13

135 39 3
                                    

***

Choi Seunghyun mulai bekerja hari ini, namun laki-laki itu tidak datang seorang diri. Ia bawa seorang dokter muda bersamanya. Seorang yang sudah dapat gelar spesialisnya— bedah pediatri— tapi ingin menambah gelar lain dibelakang namanya.

"Ini Moon Sangmin, aku mengajaknya ke sini karena katanya dia mau belajar dari- darinya," kata Seunghyun, mengenalkan pria tinggi di depannya, kepada Teo, di ruang kerja laki-laki itu.

Lisa yang baru saja masuk ke dalam ruang CEO, sekarang menunjuk dirinya sendiri. "Aku? Aku kenapa?" tanya gadis itu. Ia tidak pernah tahu alasannya di panggil ke ruang CEO hari ini. "Oh? Dokter Moon, lama tidak bertemu denganmu," susulnya, menyapa laki-laki di sebelah Seunghyun.

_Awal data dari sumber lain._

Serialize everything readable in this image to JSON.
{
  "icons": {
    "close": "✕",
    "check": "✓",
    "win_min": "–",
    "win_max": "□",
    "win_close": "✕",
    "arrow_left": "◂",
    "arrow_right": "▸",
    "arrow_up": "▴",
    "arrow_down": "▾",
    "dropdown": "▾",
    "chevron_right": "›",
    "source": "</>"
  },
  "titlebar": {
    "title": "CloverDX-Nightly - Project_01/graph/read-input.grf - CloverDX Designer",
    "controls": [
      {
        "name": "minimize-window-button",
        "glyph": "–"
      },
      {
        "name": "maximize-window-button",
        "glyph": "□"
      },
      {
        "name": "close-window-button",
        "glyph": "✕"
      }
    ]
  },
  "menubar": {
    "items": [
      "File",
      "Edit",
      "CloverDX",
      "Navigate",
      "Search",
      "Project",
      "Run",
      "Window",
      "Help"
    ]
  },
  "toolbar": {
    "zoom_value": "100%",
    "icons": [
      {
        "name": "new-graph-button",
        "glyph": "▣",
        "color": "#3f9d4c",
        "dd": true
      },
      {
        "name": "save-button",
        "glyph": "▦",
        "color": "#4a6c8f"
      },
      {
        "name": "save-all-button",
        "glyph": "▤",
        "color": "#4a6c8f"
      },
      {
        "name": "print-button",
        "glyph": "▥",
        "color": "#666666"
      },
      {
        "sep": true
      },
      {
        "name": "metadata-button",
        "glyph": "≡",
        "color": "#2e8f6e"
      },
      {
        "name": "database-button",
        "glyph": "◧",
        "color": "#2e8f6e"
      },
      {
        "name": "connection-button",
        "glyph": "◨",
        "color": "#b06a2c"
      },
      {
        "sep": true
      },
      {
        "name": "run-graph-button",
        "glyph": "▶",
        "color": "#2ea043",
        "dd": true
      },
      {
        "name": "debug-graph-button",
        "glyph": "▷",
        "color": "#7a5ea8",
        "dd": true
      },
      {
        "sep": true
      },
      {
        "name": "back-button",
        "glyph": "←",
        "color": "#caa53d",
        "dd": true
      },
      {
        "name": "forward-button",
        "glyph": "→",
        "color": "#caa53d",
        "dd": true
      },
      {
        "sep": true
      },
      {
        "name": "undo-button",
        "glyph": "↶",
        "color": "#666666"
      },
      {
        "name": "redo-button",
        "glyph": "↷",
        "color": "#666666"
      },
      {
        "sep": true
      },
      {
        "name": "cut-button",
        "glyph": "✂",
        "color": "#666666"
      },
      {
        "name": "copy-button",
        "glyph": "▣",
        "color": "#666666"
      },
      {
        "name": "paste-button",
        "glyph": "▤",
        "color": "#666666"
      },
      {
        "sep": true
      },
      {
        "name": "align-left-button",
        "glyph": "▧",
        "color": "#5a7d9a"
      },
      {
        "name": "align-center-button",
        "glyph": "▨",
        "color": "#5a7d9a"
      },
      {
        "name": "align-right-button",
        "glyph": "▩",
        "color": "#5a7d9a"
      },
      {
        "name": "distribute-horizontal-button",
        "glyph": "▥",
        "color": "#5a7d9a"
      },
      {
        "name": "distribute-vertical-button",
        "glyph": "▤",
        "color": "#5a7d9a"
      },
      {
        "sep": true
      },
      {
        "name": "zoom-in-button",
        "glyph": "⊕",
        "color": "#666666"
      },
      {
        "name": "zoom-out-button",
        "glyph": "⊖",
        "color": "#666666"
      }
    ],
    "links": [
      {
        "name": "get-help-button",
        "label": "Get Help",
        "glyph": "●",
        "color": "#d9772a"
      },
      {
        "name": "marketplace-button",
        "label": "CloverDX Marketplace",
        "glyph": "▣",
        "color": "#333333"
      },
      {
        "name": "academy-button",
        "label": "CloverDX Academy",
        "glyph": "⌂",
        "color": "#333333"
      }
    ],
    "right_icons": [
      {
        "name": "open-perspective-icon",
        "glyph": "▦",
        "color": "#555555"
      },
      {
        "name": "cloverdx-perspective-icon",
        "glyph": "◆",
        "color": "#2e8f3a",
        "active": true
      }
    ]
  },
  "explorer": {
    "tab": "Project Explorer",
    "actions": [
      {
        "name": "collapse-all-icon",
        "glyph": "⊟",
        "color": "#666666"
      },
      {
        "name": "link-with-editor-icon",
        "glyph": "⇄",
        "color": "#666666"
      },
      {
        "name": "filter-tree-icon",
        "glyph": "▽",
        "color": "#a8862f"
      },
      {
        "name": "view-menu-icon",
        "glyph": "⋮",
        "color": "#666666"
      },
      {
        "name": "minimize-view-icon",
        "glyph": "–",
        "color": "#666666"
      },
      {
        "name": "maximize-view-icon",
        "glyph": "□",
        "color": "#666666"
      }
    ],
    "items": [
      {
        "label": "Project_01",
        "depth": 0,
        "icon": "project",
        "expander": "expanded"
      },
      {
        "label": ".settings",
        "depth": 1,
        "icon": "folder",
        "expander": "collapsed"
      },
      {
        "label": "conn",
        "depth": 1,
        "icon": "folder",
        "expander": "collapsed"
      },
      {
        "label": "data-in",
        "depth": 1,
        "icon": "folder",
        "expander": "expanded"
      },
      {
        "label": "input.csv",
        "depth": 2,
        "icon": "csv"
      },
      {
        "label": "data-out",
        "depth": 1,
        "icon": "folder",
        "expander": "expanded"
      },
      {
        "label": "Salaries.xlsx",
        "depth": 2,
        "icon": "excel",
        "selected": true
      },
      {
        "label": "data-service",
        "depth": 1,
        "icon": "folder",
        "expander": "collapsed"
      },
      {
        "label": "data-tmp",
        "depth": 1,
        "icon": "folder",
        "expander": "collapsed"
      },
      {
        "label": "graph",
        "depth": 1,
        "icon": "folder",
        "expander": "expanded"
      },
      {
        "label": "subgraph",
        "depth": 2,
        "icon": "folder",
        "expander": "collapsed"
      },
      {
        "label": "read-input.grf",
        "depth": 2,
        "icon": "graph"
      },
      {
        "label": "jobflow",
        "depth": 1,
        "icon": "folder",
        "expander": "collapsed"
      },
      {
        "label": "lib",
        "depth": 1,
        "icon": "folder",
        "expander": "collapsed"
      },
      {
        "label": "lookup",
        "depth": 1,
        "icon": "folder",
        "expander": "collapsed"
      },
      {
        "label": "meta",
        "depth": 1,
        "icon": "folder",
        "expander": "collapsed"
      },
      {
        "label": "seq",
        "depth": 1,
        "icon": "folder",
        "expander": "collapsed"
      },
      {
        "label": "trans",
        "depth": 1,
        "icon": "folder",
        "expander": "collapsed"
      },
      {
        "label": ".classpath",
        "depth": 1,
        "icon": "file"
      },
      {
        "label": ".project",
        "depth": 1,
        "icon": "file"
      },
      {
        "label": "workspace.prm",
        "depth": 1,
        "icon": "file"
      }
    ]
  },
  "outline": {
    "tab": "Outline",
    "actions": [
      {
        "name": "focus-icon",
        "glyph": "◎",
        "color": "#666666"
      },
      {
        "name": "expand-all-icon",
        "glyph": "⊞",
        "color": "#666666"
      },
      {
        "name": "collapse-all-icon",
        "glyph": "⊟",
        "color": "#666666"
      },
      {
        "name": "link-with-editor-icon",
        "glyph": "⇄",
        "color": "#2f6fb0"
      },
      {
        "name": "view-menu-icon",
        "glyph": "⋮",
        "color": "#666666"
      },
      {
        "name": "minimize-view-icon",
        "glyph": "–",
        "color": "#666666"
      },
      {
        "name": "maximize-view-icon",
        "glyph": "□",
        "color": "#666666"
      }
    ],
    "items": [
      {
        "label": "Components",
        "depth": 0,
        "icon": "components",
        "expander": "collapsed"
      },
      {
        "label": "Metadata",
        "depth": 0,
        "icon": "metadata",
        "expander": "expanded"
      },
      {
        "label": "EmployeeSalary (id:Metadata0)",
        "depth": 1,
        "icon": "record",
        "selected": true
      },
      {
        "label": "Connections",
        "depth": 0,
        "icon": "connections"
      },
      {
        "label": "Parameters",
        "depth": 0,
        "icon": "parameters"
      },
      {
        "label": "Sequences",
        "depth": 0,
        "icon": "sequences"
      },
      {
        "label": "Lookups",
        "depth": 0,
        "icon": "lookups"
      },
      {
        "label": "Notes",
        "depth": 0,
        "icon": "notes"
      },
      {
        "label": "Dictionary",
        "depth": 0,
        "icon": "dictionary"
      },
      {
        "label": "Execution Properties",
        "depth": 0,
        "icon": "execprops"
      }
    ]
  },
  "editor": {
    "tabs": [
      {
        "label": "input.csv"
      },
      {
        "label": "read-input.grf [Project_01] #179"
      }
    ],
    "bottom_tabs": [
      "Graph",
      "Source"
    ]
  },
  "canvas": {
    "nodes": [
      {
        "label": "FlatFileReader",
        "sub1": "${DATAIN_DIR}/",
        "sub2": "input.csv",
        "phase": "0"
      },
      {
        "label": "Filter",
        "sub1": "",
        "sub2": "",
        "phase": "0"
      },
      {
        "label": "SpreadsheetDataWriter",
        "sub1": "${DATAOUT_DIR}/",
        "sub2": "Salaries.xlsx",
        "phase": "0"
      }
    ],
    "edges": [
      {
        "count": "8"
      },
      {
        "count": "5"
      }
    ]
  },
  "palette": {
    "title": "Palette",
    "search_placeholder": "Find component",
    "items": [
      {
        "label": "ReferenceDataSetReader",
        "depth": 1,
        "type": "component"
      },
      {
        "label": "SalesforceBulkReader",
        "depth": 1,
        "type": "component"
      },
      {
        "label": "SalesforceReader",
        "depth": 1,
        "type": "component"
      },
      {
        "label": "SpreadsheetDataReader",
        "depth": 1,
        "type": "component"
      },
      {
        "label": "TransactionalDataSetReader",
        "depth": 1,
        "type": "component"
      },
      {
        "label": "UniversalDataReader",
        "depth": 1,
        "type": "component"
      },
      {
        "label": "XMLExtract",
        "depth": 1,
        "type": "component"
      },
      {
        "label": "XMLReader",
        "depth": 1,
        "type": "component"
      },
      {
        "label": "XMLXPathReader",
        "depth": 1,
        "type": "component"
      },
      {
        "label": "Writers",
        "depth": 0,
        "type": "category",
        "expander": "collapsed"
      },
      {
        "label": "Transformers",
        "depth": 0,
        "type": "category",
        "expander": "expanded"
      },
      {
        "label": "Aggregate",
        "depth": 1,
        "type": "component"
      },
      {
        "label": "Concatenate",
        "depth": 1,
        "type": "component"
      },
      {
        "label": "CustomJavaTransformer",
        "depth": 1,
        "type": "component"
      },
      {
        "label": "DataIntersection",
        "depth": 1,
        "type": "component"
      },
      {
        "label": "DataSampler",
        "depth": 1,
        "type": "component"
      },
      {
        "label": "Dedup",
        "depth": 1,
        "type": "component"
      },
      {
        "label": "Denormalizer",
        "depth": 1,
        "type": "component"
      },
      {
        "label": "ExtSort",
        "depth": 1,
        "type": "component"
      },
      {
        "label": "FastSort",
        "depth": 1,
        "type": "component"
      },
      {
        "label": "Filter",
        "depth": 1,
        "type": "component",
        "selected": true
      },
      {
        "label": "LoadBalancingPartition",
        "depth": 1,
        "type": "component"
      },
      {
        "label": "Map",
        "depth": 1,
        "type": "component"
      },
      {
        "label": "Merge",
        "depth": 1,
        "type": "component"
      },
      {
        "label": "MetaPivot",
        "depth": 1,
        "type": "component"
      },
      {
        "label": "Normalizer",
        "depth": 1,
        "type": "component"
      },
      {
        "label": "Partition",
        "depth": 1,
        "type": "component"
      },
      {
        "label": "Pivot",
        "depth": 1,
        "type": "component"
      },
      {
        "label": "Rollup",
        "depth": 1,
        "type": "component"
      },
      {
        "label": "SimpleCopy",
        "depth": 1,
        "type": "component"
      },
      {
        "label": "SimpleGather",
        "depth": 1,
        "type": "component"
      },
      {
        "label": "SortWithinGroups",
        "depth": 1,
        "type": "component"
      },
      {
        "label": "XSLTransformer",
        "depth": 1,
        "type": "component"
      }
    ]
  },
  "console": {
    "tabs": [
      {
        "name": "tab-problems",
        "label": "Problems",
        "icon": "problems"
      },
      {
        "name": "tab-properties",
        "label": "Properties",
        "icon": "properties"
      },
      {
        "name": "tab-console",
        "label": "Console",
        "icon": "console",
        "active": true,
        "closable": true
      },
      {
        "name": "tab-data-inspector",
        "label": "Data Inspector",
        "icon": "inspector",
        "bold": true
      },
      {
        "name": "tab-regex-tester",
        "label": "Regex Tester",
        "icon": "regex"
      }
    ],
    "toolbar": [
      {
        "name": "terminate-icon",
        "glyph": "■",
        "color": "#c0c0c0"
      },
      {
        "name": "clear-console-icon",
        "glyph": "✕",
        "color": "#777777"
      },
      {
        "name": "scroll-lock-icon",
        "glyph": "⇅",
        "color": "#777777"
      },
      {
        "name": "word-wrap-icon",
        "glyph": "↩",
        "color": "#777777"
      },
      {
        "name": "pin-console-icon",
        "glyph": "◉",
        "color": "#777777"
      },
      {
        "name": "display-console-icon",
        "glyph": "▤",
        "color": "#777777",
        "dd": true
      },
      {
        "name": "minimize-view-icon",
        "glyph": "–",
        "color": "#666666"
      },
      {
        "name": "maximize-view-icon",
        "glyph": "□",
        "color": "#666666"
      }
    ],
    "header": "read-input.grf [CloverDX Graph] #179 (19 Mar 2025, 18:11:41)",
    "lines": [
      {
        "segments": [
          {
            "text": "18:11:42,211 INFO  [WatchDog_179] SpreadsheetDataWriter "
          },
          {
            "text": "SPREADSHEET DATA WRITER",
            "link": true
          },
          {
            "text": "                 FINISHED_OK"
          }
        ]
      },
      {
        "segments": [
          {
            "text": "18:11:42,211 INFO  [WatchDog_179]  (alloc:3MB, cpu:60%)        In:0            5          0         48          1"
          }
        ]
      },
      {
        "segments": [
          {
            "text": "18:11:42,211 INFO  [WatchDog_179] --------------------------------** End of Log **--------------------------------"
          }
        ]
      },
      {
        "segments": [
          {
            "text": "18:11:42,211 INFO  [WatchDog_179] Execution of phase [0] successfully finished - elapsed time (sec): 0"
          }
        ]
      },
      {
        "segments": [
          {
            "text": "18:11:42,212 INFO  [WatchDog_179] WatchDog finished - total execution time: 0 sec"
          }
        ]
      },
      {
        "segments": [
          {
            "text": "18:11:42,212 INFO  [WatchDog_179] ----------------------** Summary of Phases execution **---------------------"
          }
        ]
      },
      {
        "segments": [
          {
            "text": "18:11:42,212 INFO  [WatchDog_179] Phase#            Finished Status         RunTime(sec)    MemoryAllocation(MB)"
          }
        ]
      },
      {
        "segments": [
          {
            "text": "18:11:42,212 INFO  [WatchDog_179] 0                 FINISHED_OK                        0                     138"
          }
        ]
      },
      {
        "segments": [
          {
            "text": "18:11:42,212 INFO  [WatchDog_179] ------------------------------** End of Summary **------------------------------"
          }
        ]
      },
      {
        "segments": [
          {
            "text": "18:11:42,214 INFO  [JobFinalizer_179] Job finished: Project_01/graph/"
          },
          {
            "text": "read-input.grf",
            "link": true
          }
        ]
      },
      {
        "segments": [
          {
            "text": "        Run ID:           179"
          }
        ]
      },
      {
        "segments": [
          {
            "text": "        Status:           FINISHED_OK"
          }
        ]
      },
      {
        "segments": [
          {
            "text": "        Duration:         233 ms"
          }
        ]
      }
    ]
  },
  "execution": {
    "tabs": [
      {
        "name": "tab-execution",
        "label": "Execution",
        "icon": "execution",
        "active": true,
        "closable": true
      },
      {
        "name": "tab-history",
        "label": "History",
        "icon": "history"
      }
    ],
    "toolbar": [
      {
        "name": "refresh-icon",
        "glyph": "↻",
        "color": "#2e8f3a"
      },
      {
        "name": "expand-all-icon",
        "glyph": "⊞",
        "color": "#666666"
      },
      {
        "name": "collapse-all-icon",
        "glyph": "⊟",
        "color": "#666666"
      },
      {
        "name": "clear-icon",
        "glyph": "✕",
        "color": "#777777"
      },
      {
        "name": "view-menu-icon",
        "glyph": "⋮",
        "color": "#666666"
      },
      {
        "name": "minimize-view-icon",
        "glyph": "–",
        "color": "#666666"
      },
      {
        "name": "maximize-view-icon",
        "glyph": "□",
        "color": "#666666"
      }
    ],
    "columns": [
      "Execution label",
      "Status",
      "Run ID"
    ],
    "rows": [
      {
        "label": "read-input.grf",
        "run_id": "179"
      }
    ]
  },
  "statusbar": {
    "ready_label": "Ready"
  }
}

"Kalian saling kenal?" tanya Teo, juga berdiri karena semuanya begitu.

"Hm... Aku pernah bekerja di tempat yang sama dengan Seunghyun dan dokter Moon, hanya sebentar," angguk Lisa.

"Kebakaran hutan di Texas, kami jadi relawan di sana," kata dokter Moon.

"Kau benar-benar pergi kemana-mana," komentar Teo, lalu mengatakan kalau Moon Sangmin ingin menambah gelar spesialisnya. Ia datang ke Sunset Glow untuk ikut program residensi, lalu mendapatkan gelar spesialis bedah traumanya.

"Huh? Padahal aku ingin berhenti jadi mentor-"

"Jangan!" seru Seunghyun, bersamaan dengan Teo. Sedikit mengejutkan bagi Sangmin, sebab ketiganya terlihat terlalu akrab, seolah mereka bukan bos dan bawahan di sana.

"Jangan berhenti jadi mentor, siapa yang akan jadi mentor kalau semuanya menolak?" larang Teo, tapi justru Seunghyun yang Lisa tatap tajam.

"Kau juga menolak jadi mentor? Seperti Kwon Jiyong? Augh! Laki-laki memang tidak bisa diandalkan!" gerutu Lisa, tapi omelannya tidak bisa berlangsung lama, pager-nya sudah lebih dulu berbunyi. "Kau ke E.R sekarang, mulai bekerja hari ini," susulnya, menunjuk Sangmin yang terlalu canggung untuk berkomentar.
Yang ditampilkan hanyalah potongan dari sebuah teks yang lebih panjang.